Matrix selection helps to avoid inbreeding effects

Bet you never heard that before.    But it is a statistical fact that pedigree inbreeding coefficients and AI selection by “one size fits all” index ranking go hand in hand.

Why?   Because a composite index establishes an “ideal genotype” (a process that is much accelerated by Genomics, which is 60% based on “ideal” marker gene possession).   If you insist on the highest affordable level of “ranking” you will be breeding “like to likes” at the level that will express inbreeding depression in some form by third or fourth generation.
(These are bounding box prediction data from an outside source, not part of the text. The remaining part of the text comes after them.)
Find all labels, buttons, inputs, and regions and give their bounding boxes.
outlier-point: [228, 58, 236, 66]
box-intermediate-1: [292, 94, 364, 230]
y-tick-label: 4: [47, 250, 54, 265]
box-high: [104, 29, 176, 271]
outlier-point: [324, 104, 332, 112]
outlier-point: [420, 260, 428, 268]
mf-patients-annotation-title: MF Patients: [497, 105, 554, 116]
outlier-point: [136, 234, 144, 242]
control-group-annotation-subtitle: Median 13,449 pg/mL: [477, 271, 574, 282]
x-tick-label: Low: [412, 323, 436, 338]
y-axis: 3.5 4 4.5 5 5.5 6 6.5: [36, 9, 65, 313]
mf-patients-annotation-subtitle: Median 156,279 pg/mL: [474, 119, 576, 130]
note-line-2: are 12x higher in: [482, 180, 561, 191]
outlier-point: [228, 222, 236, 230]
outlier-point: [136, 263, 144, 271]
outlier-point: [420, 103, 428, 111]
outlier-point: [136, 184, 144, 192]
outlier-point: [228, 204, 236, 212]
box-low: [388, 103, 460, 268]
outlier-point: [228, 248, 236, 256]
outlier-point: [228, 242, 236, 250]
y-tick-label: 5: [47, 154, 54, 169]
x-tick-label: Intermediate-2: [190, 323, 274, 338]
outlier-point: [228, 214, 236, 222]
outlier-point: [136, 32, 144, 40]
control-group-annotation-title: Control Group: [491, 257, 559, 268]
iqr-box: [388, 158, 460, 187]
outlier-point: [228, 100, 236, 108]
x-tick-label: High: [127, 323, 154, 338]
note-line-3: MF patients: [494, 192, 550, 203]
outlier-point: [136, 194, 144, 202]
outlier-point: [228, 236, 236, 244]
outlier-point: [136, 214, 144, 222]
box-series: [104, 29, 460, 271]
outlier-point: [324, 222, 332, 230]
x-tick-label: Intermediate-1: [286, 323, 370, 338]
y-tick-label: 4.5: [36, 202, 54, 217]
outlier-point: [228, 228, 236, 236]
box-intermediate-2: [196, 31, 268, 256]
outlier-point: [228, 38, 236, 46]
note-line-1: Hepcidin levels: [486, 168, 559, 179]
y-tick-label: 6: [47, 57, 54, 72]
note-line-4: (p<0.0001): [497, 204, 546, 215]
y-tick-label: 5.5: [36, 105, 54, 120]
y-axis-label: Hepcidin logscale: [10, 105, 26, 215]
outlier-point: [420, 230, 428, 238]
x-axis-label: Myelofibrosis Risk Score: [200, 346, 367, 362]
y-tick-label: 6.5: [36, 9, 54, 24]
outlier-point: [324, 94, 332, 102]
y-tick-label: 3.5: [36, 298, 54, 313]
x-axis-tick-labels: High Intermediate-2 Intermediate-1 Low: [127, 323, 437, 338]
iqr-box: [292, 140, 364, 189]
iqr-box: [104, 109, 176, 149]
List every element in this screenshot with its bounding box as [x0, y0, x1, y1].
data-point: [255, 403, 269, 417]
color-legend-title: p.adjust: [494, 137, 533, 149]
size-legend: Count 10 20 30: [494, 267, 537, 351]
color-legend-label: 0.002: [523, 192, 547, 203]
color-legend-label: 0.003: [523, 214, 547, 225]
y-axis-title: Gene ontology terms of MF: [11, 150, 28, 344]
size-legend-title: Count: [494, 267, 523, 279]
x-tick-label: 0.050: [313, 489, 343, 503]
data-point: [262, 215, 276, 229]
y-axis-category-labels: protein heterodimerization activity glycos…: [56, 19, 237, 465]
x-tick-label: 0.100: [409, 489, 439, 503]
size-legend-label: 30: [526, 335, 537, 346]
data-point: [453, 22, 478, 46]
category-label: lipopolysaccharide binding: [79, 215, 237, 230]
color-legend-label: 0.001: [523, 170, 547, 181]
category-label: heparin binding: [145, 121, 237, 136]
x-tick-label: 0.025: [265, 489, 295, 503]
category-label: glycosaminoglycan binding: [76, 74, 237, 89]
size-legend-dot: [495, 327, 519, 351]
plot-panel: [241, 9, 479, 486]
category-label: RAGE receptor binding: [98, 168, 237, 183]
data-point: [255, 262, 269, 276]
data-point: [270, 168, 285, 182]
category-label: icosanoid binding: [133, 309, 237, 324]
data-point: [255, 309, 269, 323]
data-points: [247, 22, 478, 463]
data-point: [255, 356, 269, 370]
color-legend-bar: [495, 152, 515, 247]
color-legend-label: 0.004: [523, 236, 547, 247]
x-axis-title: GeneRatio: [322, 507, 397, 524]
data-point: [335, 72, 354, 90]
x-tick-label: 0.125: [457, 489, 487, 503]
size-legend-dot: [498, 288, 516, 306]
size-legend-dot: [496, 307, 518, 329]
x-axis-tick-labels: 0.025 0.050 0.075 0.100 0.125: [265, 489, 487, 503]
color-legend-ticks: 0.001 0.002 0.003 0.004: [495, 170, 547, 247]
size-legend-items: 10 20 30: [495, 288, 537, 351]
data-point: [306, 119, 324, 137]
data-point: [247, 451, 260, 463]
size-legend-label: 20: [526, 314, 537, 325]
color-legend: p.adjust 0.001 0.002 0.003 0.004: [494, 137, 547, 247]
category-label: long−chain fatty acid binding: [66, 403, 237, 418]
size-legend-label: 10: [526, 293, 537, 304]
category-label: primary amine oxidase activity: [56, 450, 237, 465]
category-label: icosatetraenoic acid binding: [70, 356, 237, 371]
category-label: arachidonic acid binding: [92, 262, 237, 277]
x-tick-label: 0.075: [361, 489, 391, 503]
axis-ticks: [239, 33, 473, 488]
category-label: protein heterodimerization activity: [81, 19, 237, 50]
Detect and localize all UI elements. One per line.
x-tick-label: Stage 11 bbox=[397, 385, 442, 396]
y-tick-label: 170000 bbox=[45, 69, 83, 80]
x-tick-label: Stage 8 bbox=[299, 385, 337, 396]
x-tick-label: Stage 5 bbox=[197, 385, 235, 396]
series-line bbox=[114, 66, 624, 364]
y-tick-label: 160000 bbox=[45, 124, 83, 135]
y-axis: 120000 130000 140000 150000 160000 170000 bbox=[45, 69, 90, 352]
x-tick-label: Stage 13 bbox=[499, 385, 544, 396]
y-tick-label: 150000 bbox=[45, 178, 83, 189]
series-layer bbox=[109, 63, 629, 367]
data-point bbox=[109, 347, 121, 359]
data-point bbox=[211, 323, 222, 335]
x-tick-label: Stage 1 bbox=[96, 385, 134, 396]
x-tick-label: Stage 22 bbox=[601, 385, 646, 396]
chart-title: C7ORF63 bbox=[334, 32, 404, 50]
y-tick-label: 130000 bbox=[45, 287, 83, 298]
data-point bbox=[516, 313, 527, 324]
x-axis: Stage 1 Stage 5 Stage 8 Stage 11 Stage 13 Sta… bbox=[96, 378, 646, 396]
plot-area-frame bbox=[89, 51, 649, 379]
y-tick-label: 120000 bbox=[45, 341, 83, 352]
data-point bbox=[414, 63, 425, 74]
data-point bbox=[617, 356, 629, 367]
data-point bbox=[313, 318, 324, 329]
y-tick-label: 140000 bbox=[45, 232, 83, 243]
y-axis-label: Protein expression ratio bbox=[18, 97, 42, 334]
Under “matrix” selection you monitor each generation for its results, and change the traits on which you can see the emerging needs before they get out of hand.   In this way, genotypes over multiple generations remain heterozygous (as in more capable of hybrid vigor than we see from homozygous genotype selection defined by a sire ranking index).   

Mating to balance the physique improves adaptability of your replacements

Many dairymen utilizing “matrix” sire selection also utilize “aAa” concepts for the choice of matching cows in the herd to sires found through the matrix screening.   The idea here is that most of our involuntary culling losses come from physiques that had extreme characteristics leading to structural failure of the udder, the legs and/or feet, or major body organic systems (circulation, respiration, spinal nerve signals, pelvic calving dimensions, energy metabolism)

A major review of the impact of “aAa” concepts on the performance and longevity of 1980s purebred Holsteins (utilizing data provided by Holstein USA) indicated a 5000 pounds per lactation difference between “getting it right” and “breeding likes to likes” according to how aAa perceives those differences in cattle physiques.

Nothing developed as a result of Genomic technology (including the very interesting work being done by Zoetis on “wellness” trait correlations) has changed any aspect of breeding that is beyond the limited “reductionist” focus of trait and composite indexes.   Thus either “index selection” or “matrix selection” results can still be improved by adding the physical mating selection to the genetic trait selection, especially on the side of “cost control”.

Ranking indexes keep changing

CDCI will soon incorporate the “Livability” trait at a 1% level into Net Merit.   AJCA has announced a major revamp of Jersey Performance Index.    All this tinkering with indexes that are the basis for AI studs’ young sire selection is evidence that “one size fits all” does not fit anyone very well.    Just as cows have unique genotypes, herds have unique genetic trait bundles.    The job of the breeding industry is not to tell you what to use, it is to help you find what best fits your current needs, and to recognize when needs change before our herds suffer declining economic competitiveness and physical adaptability.

Genetic selection is important; compensatory mating is equally important; when these work together you insure your future herd can deal with changing economic and environmental conditions.   Breeding should be under your hands-on control, not left to the theorizing of mathematicians who fail to see the tremendous random variability that exists in biology at levels they are not factoring into their equations.